Listened to with an open mind and an affectionate heart rather than critical perspective, Screaming For Vengeance proves that in Priest terms what you hear is very much what you get. Compared to the smorgasbord of different noise that spins out of today's assortment of tiny micro niches, it's remarkably unsophisticated, big on the kind of standing back to back riffing and the lead/rhythm guitar interplay between Glenn Tipton and KK Downing and dominated by singer Halford's superbly OTT vocal delivery. I'd forgotten that at times they were prepared to borrow as well - Devil's Eye sounding not unlike post Bon Scott AC/DC - but in reality this is the stuff of a band here for a good time with their tongues stuck permanently in cheek. This probably explains the slightly dubious subject matter of Pain And Pleasure, and also you imagine Electric Eye's laughable satellite paranoia, but the latter still has enough chugging oomph to make dandruff fly right across the planet. Perhaps most surprisingly, however, for a band who dressed on stage like co-workers at an S&M thrift store is their ability to come up with a good power ballad, and you imagine when Halford was squawking his way through (Take These) Chains that David Coverdale was busy taking notes. We shouldn't forget either the signature moment that was You've Got Another Thing Coming, or the proto thrash ubiquity of the title track, underlined since by covers since from the likes of Sepultra, Helloween and As I Lay Dying.

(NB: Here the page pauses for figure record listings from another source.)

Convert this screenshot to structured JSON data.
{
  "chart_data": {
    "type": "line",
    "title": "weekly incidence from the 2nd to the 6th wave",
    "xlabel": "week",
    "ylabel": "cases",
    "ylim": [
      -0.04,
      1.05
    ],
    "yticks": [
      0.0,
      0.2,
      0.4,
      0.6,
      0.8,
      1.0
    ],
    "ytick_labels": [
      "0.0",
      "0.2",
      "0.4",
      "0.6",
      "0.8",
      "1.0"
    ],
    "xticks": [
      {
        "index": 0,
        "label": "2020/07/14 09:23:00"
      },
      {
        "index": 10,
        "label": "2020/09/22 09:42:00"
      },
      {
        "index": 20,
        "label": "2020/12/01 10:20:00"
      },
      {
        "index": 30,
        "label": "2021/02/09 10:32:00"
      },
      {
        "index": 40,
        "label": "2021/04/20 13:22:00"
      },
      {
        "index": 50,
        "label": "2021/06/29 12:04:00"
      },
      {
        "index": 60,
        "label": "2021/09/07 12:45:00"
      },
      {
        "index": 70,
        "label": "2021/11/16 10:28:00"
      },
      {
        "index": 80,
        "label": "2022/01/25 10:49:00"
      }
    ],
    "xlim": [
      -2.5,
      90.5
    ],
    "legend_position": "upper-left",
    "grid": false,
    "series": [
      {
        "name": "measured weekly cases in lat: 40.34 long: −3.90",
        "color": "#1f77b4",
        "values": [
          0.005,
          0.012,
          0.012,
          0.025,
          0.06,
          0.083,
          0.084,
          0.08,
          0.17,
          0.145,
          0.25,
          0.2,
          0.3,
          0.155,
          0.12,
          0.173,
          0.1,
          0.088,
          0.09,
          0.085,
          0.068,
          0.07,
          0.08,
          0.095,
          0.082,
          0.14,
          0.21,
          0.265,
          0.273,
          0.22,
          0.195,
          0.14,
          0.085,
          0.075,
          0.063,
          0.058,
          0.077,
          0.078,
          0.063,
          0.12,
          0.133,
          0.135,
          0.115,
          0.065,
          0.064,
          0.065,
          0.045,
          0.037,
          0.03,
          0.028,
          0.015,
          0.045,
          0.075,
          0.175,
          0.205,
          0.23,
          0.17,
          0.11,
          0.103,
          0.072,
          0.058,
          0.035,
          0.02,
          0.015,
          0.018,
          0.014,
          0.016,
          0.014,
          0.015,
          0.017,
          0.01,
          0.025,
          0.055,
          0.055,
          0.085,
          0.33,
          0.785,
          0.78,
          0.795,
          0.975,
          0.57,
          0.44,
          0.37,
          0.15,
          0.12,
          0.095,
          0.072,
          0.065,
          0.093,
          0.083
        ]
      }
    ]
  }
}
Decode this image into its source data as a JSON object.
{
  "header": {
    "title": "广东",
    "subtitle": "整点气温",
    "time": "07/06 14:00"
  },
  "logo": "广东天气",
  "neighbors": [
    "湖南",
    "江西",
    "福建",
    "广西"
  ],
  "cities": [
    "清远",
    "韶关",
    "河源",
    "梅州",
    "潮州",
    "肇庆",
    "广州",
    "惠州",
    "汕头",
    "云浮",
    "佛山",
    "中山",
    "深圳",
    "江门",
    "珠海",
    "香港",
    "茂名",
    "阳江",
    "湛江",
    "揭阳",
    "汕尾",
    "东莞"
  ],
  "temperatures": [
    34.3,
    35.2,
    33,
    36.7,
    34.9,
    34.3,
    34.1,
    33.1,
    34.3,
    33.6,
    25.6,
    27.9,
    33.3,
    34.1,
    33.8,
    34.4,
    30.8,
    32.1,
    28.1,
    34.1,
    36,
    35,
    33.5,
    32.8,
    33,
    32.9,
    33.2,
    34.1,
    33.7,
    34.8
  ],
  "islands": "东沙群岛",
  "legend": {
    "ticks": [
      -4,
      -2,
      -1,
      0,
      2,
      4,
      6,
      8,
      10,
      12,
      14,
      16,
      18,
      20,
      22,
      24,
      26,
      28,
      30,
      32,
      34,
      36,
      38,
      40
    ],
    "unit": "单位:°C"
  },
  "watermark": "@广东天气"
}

Special Editions of course vary in terms of the qualities of their extra goodies, and here the compilers probably earn themselves 7/10 for effort. Fans whom you assume have long owned the original get six extra audio tracks, five from the original post launch US tour, as well as the lengthy Prisoner Of Your Eyes from the later Turbo sessions. In addition there's a 60 minute live DVD recorded in 1983 which can't be criticised from a performance standpoint - Halford even re-emerges for the encore riding a Harley - but the workmanlike camera angles and some unnecessary post-production audio smoothing lessen the band's renowned live attack.
As with all these exercises dyed in the wool acolytes will need to think hard about coughing up more dough, but for Priest virgins (Sorry) this represents as good a place as any to start. Just don't turn up in your leather 'n' studs outfit down at the Rotarians. Oh, and the cardboard air guitar is a definite no-no, under any circumstances.